Ten minutes later, I figured it out. He was right. And this was the beginning of my learning the single most brutal truth about the real world--that they don't teach you in school.

There is always a way. But it's on you to figure it out.

I hear so many of my peers say, "I think I'm going to go to graduate school. I'm really good at school. What I'm not good at is real life."

And sure, if you genuinely want to go to grad school, by all means. But if you're going simply because real life is harder than you thought it was going to be, you're only postponing the problem.

The problem is that school teaches you material, but it really doesn't teach you how to learn. It doesn't teach you what to do when a co-worker tells you to go do something you've never done before, and have no instruction as to how to do well.

Yet, that's exactly how the real world operates. The real world doesn't come with instructions. You don't get graded at the end of each semester, letting you know that your ability to wake up on time is great, but your saving-money-skills are extremely sub par. These are all lessons you need to learn on your own, and ultimately teach yourself.

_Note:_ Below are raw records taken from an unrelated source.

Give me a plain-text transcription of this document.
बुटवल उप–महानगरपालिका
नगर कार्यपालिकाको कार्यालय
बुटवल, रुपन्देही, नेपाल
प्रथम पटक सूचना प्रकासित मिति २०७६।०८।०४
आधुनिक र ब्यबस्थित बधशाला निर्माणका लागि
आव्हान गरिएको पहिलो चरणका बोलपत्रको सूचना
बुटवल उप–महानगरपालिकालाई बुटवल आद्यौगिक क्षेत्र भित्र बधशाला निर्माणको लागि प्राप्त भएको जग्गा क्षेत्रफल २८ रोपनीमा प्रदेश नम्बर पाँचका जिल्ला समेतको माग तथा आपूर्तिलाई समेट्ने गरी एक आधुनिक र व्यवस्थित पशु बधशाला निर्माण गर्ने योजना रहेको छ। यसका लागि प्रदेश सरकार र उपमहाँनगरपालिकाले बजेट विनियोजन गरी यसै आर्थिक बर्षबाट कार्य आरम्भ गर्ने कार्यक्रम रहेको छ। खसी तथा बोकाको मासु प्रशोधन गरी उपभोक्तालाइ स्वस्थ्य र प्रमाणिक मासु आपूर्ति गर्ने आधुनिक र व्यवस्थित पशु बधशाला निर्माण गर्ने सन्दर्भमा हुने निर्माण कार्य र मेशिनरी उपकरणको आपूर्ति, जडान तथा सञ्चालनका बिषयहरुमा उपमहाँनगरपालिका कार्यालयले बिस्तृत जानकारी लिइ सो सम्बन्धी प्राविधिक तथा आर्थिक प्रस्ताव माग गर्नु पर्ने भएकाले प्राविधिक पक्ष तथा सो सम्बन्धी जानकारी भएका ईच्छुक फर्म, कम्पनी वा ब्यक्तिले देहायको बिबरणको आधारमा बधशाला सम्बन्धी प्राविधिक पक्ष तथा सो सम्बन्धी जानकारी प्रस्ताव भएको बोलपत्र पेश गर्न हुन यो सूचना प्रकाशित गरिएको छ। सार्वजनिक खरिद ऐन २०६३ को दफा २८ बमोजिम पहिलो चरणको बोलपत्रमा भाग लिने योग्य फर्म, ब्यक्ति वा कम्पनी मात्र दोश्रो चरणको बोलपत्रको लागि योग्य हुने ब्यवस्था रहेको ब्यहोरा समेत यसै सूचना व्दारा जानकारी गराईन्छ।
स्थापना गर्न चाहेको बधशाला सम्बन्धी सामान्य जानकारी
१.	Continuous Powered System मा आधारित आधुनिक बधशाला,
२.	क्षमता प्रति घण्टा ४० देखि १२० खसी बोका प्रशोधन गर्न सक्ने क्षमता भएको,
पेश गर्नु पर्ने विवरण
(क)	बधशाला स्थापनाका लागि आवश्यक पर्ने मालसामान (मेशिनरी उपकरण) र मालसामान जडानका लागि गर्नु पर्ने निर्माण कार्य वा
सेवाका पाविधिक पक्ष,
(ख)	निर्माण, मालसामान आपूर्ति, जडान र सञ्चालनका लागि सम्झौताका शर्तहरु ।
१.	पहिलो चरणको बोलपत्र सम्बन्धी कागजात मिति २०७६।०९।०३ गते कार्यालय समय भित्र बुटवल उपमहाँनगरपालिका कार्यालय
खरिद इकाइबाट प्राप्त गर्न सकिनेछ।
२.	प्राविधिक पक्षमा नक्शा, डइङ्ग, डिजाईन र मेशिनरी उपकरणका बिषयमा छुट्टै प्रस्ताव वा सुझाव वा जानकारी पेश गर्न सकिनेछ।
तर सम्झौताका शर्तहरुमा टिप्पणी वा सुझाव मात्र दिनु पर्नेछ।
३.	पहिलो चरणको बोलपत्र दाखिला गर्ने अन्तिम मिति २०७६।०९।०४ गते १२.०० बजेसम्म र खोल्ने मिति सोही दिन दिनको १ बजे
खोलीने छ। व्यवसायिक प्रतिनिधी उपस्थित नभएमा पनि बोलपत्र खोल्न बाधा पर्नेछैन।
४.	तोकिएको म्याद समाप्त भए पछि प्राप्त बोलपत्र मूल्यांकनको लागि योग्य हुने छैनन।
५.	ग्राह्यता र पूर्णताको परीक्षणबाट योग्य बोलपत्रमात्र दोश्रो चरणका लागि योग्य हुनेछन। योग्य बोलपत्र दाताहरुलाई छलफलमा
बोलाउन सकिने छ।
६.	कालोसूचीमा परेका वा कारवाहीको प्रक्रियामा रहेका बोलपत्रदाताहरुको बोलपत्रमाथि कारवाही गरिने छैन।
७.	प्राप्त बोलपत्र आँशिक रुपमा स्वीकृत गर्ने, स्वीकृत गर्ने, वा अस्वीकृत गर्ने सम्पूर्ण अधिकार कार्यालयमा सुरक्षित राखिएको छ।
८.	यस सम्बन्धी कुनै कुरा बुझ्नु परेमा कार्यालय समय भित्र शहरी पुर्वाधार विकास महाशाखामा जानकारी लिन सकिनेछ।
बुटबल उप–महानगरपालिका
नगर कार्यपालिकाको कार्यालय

Which is why, more often than not, the best students are not the ones who go on to found companies or lead incredibly successful teams. They end up working for the kids who spent less time caring about the grade, and more time teaching themselves the things they wanted to learn, outside of school.

So, if you're about to graduate, and you're getting ready to enter the real world--whether it's an internship, a job, an apprenticeship, etc.--then know this: that sheet of paper you have in your hand doesn't mean much, except to explain where you were for four years.

Your degree does not guarantee you any answers.

Your degree does not give you a free pass.

Your degree is nothing more than a symbol of what you chose to make your educational focus as you transitioned between being a teenager and a young adult--but it does not mean you are actually skilled.

Skill, talent, work ethic, positive habits, all of those things come with figuring it out. And it's those who forever look to that sheet of paper as a crutch, that ultimately never end up "figuring it out."

It cracks me up when young people say, just because they're out of school, that they're "old." Stop saying you're old. You're not.

You are about to enter the real world.

The game isn't over. In fact, the game has just begun.